Ventura believes the pattern of hiring inexperienced managers ultimately will be just part of the normal cycle of baseball. When one of these teams moves in a different direction, it seems reasonable that the next manager would be someone with significant experience.

The White Sox regressed in 2013, finishing with 63 wins — their fewest in a full season since 1970. Matheny guided the Cardinals to 97 wins and a World Series appearance in his second year.

“We’ve had some success despite a lack of experience, so I think that’s probably a model,” Matheny said. “That was the hope when I was given this position, and I’m pretty sure these other organizations are thinking the same thing.”

That makes it hard to ever get complacent.
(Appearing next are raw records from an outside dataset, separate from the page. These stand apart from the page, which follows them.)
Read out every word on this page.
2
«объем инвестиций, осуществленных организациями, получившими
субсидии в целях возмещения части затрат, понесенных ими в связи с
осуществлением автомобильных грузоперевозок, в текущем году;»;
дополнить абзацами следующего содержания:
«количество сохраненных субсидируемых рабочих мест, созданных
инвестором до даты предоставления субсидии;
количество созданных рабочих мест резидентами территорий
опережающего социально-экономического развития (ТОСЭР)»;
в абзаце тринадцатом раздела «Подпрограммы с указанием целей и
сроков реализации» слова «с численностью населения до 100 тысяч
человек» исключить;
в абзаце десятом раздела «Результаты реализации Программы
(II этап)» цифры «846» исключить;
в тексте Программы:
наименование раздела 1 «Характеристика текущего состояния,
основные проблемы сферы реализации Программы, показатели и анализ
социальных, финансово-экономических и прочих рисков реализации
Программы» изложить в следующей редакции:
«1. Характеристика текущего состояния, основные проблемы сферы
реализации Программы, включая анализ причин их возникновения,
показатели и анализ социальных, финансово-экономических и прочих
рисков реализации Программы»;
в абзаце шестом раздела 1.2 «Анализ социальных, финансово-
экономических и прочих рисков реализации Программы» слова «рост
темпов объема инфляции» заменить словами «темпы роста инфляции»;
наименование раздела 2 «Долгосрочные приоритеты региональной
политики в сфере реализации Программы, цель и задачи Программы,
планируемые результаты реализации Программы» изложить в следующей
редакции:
Price acknowledged that his weakness is in his experience. He doesn’t command respect like Ventura, a two-time all-star who won six Gold Gloves. He is not Williams, who played with Barry Bonds and Jeff Kent and Curt Schilling.

He was a nondescript, 27-year-old minor league pitcher who was recovering from two elbow surgeries, had never prepared a resume and couldn’t fathom a life without baseball. It was because of his naivete and his innocence that Price first turned to coaching.

“I was a minor-league pitcher,” Price said. “I understand what my strengths and weaknesses are but that room represents what I believe in, as far as the importance of character, the importance of accountability, the importance of being optimistic, the ability to be honest with the players and the ability to make yourself available on behalf of the players. This has to be a selfless position.”

Brian McNally and Mike Harris contributed to this report.